Morgane Delledonne, Associate Director – Fixed Income Strategist at ETF Securities writes that there has been no change in the Fed’s dot-plot which has boosted precious metals.

She writes that there were USD84.5 million of inflows into gold ETPs last week reversed the prior two weeks of outflows (USD71 million). As expected, the Fed raised interest rates by 25bps. “However, the Fed left its so called dot-plot (its own estimate of where interest rates will end up) unchanged with three rate hikes this year, followed by another three in 2018. Its forecasts for growth and inflation were broadly unchanged.

“The more dovish-than-expected outlook lead the US dollar and yields on 10-yr US Treasuries to fall significantly, supporting gold price. Gold prices rose 1.7 per cent following the Fed’s announcement. We expect the gold price to increase by 5 to 6 per cent by mid-year, but decline toward current levels by year end.”

Meanwhile last week saw inflows into crude oil intensify as US stocks drop. “We saw a second consecutive week of inflows into crude oil ETPs of USD60.5 million (after USD10 million the week before). Oil prices are recovering after US crude oil inventory were slightly reduced last week, for the first time since early January. Meanwhile, Saudi Arabia has announced willingness to extend production curbs in the second half of the year if global stocks remain above the five-year average.”

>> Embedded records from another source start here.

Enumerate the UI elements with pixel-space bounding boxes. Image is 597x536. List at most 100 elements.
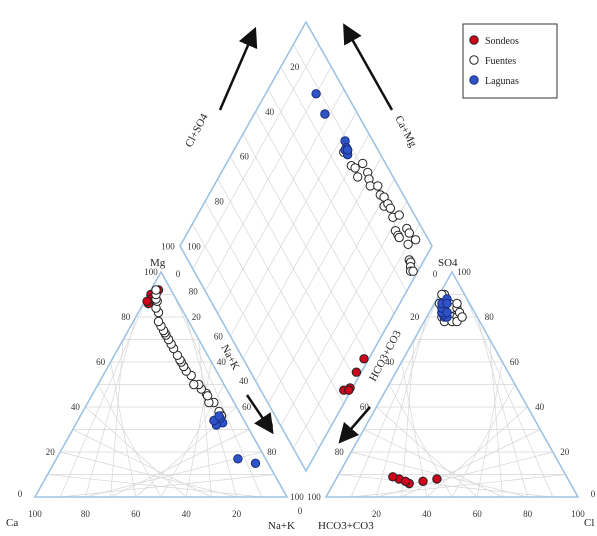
tick-label: 60 bbox=[214, 331, 224, 341]
tick-label: 20 bbox=[560, 447, 570, 457]
tick-label: 100 bbox=[144, 267, 158, 277]
data-point bbox=[457, 312, 467, 322]
label-na-k-bottom: Na+K bbox=[268, 520, 295, 532]
data-point bbox=[233, 454, 243, 464]
tick-label: 100 bbox=[571, 509, 585, 519]
data-point bbox=[388, 472, 398, 482]
data-point bbox=[404, 228, 414, 238]
tick-label: 80 bbox=[121, 312, 131, 322]
data-point bbox=[373, 181, 383, 191]
data-point bbox=[151, 285, 161, 295]
data-point bbox=[351, 367, 362, 377]
cation-triangle bbox=[33, 270, 289, 498]
data-point bbox=[400, 476, 411, 486]
tick-label: 40 bbox=[182, 509, 192, 519]
data-point bbox=[189, 379, 199, 390]
tick-label: 80 bbox=[267, 447, 277, 457]
tick-label: 80 bbox=[523, 509, 533, 519]
data-point bbox=[359, 354, 369, 364]
tick-label: 0 bbox=[298, 506, 303, 516]
tick-label: 60 bbox=[510, 357, 520, 367]
tick-label: 40 bbox=[385, 357, 395, 367]
vertex-labels: Ca Mg Na+K HCO3+CO3 SO4 Cl Cl+SO4 Ca+Mg … bbox=[6, 111, 594, 532]
tick-label: 40 bbox=[239, 376, 249, 386]
tick-label: 60 bbox=[242, 402, 252, 412]
grid-line bbox=[280, 66, 408, 292]
label-cl: Cl bbox=[584, 517, 594, 529]
data-point bbox=[452, 298, 462, 309]
arrow-na-k bbox=[245, 394, 274, 435]
grid-line bbox=[185, 361, 212, 498]
data-point bbox=[320, 109, 330, 119]
data-point bbox=[214, 411, 224, 421]
grid-line bbox=[476, 316, 528, 498]
data-point bbox=[342, 145, 353, 155]
tick-label: 40 bbox=[265, 107, 275, 117]
legend-label: Sondeos bbox=[485, 36, 519, 47]
tick-label: 80 bbox=[335, 447, 345, 457]
central-diamond bbox=[179, 20, 433, 473]
anion-triangle bbox=[324, 270, 580, 498]
label-hco3-diamond: HCO3+CO3 bbox=[367, 328, 404, 383]
data-point bbox=[250, 458, 261, 468]
data-point bbox=[442, 307, 452, 318]
tick-label: 20 bbox=[192, 312, 202, 322]
tick-label: 40 bbox=[535, 402, 545, 412]
tick-label: 100 bbox=[161, 242, 175, 252]
tick-label: 40 bbox=[217, 357, 227, 367]
tick-label: 80 bbox=[189, 286, 199, 296]
grid-line bbox=[489, 339, 503, 498]
legend-label: Fuentes bbox=[485, 56, 516, 67]
tick-label: 60 bbox=[131, 509, 141, 519]
tick-label: 100 bbox=[290, 492, 304, 502]
grid-line bbox=[464, 294, 554, 498]
tick-label: 40 bbox=[71, 402, 81, 412]
tick-label: 20 bbox=[410, 312, 420, 322]
arrow-cl-so4 bbox=[218, 26, 258, 111]
grid-line bbox=[451, 384, 516, 498]
label-mg: Mg bbox=[150, 257, 166, 269]
data-point bbox=[410, 235, 421, 245]
tick-label: 100 bbox=[187, 242, 201, 252]
data-point bbox=[344, 385, 354, 395]
data-point bbox=[153, 316, 164, 327]
data-point bbox=[385, 203, 396, 214]
data-point bbox=[394, 232, 404, 243]
data-point bbox=[408, 266, 418, 276]
grid-line bbox=[47, 474, 262, 498]
tick-label: 60 bbox=[240, 152, 250, 162]
tick-label: 60 bbox=[96, 357, 106, 367]
grid-line bbox=[185, 316, 237, 498]
grid-line bbox=[476, 361, 503, 498]
grid-line bbox=[192, 44, 319, 270]
grid-line bbox=[351, 451, 528, 498]
tick-label: 60 bbox=[473, 509, 483, 519]
grid-lines bbox=[47, 44, 566, 498]
diagram-frame bbox=[33, 20, 580, 498]
tick-label: 80 bbox=[81, 509, 91, 519]
direction-arrows bbox=[218, 23, 394, 444]
grid-line bbox=[217, 89, 345, 315]
data-point bbox=[418, 476, 428, 486]
tick-label: 80 bbox=[485, 312, 495, 322]
data-point bbox=[142, 296, 152, 306]
arrow-hco3 bbox=[338, 406, 371, 444]
grid-line bbox=[204, 66, 332, 292]
tick-label: 20 bbox=[46, 447, 56, 457]
arrow-ca-mg bbox=[343, 23, 394, 111]
legend-box bbox=[462, 23, 558, 99]
grid-line bbox=[60, 451, 237, 498]
tick-label: 100 bbox=[457, 267, 471, 277]
data-point bbox=[394, 210, 404, 220]
tick-label: 60 bbox=[360, 402, 370, 412]
label-so4: SO4 bbox=[438, 257, 458, 269]
label-ca-mg: Ca+Mg bbox=[392, 114, 419, 150]
data-point bbox=[358, 158, 368, 169]
grid-line bbox=[230, 111, 357, 337]
data-point bbox=[403, 239, 413, 250]
grid-line bbox=[85, 406, 187, 498]
data-point bbox=[311, 89, 321, 99]
grid-line bbox=[72, 429, 212, 498]
label-cl-so4: Cl+SO4 bbox=[183, 111, 211, 149]
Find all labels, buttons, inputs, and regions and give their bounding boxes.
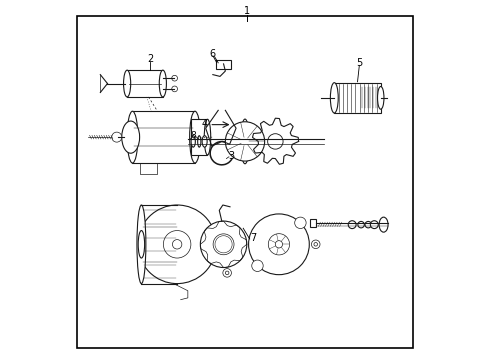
Text: 6: 6 bbox=[210, 49, 216, 59]
Ellipse shape bbox=[348, 221, 356, 229]
Circle shape bbox=[163, 230, 191, 258]
Circle shape bbox=[314, 243, 318, 246]
Circle shape bbox=[215, 236, 232, 253]
Circle shape bbox=[213, 234, 234, 255]
Circle shape bbox=[275, 240, 283, 248]
Text: 2: 2 bbox=[147, 54, 153, 64]
Circle shape bbox=[248, 214, 309, 275]
Bar bbox=[192, 119, 207, 155]
Ellipse shape bbox=[190, 111, 200, 163]
Circle shape bbox=[172, 75, 177, 81]
Circle shape bbox=[294, 217, 306, 229]
Ellipse shape bbox=[127, 111, 138, 163]
Ellipse shape bbox=[137, 205, 146, 284]
Ellipse shape bbox=[365, 221, 371, 228]
Ellipse shape bbox=[202, 136, 207, 147]
Ellipse shape bbox=[197, 136, 201, 147]
Text: 4: 4 bbox=[201, 119, 207, 129]
Ellipse shape bbox=[330, 83, 338, 113]
Circle shape bbox=[312, 240, 320, 249]
Ellipse shape bbox=[191, 136, 196, 147]
Circle shape bbox=[252, 260, 263, 271]
Circle shape bbox=[268, 134, 283, 149]
Circle shape bbox=[223, 269, 231, 277]
Ellipse shape bbox=[358, 221, 364, 228]
Bar bbox=[217, 60, 231, 69]
Ellipse shape bbox=[138, 230, 145, 258]
Text: 5: 5 bbox=[356, 58, 363, 68]
Ellipse shape bbox=[241, 119, 249, 164]
Ellipse shape bbox=[159, 70, 167, 97]
Bar bbox=[127, 70, 163, 97]
Circle shape bbox=[269, 234, 290, 255]
Text: 3: 3 bbox=[228, 151, 235, 161]
Bar bbox=[310, 219, 317, 227]
Text: 1: 1 bbox=[244, 6, 250, 17]
Text: 7: 7 bbox=[250, 233, 256, 243]
Circle shape bbox=[225, 271, 229, 275]
Circle shape bbox=[225, 122, 265, 161]
Ellipse shape bbox=[123, 70, 131, 97]
Circle shape bbox=[172, 86, 177, 92]
Text: 8: 8 bbox=[190, 131, 196, 140]
Circle shape bbox=[138, 205, 217, 284]
Circle shape bbox=[172, 240, 182, 249]
Bar bbox=[132, 111, 195, 163]
Circle shape bbox=[200, 221, 247, 267]
Ellipse shape bbox=[379, 217, 388, 232]
Ellipse shape bbox=[204, 119, 211, 155]
Bar bbox=[334, 83, 381, 113]
Circle shape bbox=[220, 241, 227, 248]
Circle shape bbox=[112, 132, 122, 142]
Ellipse shape bbox=[122, 121, 140, 153]
Ellipse shape bbox=[370, 221, 378, 229]
Ellipse shape bbox=[377, 86, 384, 109]
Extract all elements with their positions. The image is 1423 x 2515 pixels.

Delledonne reports that investors took profits on long EUR ETPs. “We saw a reduction on long positions on EUR ETPs (USD26 million) and an increase in short EUR ETPs (USD23 million) after the euro appreciated 1.6 per cent since the latest ECB meeting on March 9th on the back of expectations that the ECB will adopt a less accommodative policy stance. Meanwhile, the defeat of the far-right Eurosceptic candidate Geert Wilders in the Dutch elections also removed downward pressures on the Euro. We expect the Euro to appreciate by roughly 3 per cent toward mid-year.”

Turning to China, ETF Securities writes that the positive economic surprise from China and a weaker US dollar has supported metal prices. “We saw USD51 million of inflows into industrial metals ETPs including USD29 million inflows into copper ETPs after positive economic surprises from China. Both Chinese industrial production and fixed asset investments for February beat expectations, rising 6.3 per cent year on year and 8.9 per cent year on year from 6.0 per cent year on year and 8.3 per cent year on year in January respectively.”

Looking ahead to this week, ETF Securities believes that March Flash PMIs for the Eurozone, US and Japan will provide investors a gauge for economic activity in the final month of the first quarter. Speeches by Fed Chair, Yellen and dissenting committee voter, Kashkari will be followed for hints of further dovishness.